Live TranscribeIt is an Android app launched by Google in February this year. Its speech recognition is provided by Google's most advanced Cloud Speech API. However, relying on the cloud introduces some complexity, and the ever-changing network connectivity, data cost, and latency robustness all bring some challenges. Therefore, Google has open sourced it and hopes that developers will build and develop on the basis of existing ones.
The Cloud Speech API currently does not support unlimited audio streaming, and the team is currently taking steps to address this dilemma, such as shutting down and restarting streaming requests before the timeout is reached, which effectively reduces the amount of text lost in the session.

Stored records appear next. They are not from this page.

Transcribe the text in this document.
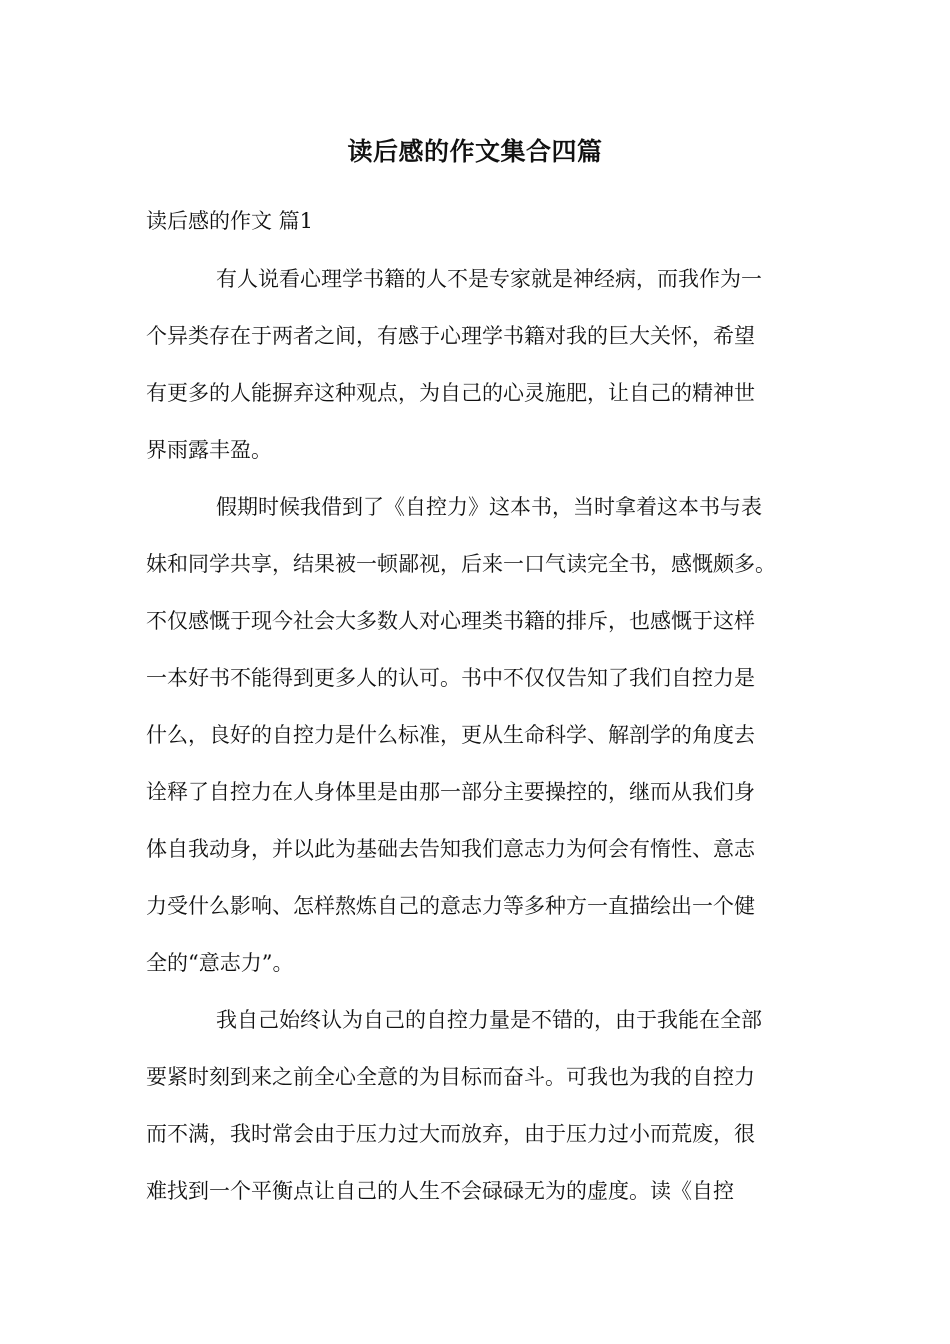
读后感的作文集合四篇

读后感的作文 篇1

有人说看心理学书籍的人不是专家就是神经病，而我作为一

个异类存在于两者之间，有感于心理学书籍对我的巨大关怀，希望

有更多的人能摒弃这种观点，为自己的心灵施肥，让自己的精神世

界雨露丰盈。

假期时候我借到了《自控力》这本书，当时拿着这本书与表

妹和同学共享，结果被一顿鄙视，后来一口气读完全书，感慨颇多。

不仅感慨于现今社会大多数人对心理类书籍的排斥，也感慨于这样

一本好书不能得到更多人的认可。书中不仅仅告知了我们自控力是

什么，良好的自控力是什么标准，更从生命科学、解剖学的角度去

诠释了自控力在人身体里是由那一部分主要操控的，继而从我们身

体自我动身，并以此为基础去告知我们意志力为何会有惰性、意志

力受什么影响、怎样熬炼自己的意志力等多种方一直描绘出一个健

全的“意志力”。

我自己始终认为自己的自控力量是不错的，由于我能在全部

要紧时刻到来之前全心全意的为目标而奋斗。可我也为我的自控力

而不满，我时常会由于压力过大而放弃，由于压力过小而荒废，很

难找到一个平衡点让自己的人生不会碌碌无为的虚度。读《自控
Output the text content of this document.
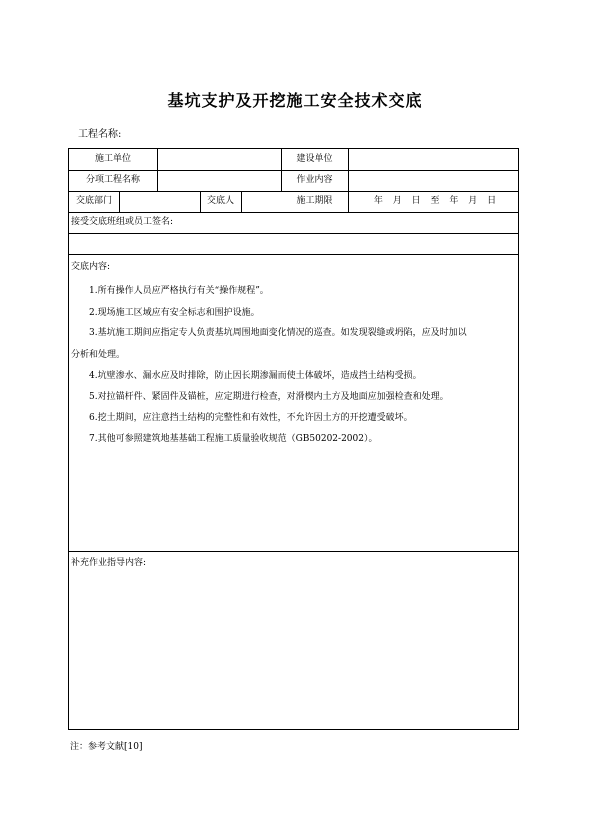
基坑支护及开挖施工安全技术交底
工程名称:
施工单位	建设单位
分项工程名称	作业内容
交底部门	交底人	施工期限	年 月 日 至 年 月 日
接受交底班组或员工签名:
交底内容:
1.所有操作人员应严格执行有关“操作规程”。
2.现场施工区域应有安全标志和围护设施。
3.基坑施工期间应指定专人负责基坑周围地面变化情况的巡查。如发现裂缝或坍陷，应及时加以
分析和处理。
4.坑壁渗水、漏水应及时排除，防止因长期渗漏而使土体破坏，造成挡土结构受损。
5.对拉锚杆件、紧固件及锚桩，应定期进行检查，对滑楔内土方及地面应加强检查和处理。
6.挖土期间，应注意挡土结构的完整性和有效性，不允许因土方的开挖遭受破坏。
7.其他可参照建筑地基基础工程施工质量验收规范（GB50202-2002）。
补充作业指导内容:
注：参考文献[10]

Unlimited streaming audio brings a big challenge. In many countries, network data is very expensive, and where the Internet is poor, bandwidth may be limited. The team at Live Transcribe Speech Engine did a lot of experimentation with audio codecs and eventually reduced data usage by a factor of 10 without compromising accuracy.
In addition, since real-time voice transcription is provided, the transcribed text will change with the input of the voice, and it is necessary to reduce the delay. The engine can greatly reduce the latency, thanks to its custom Opus encoder.
In addition, it is worth mentioning that Live Transcribe supports more than 70 languages and automatically recognizes languages based on voice, including Chinese.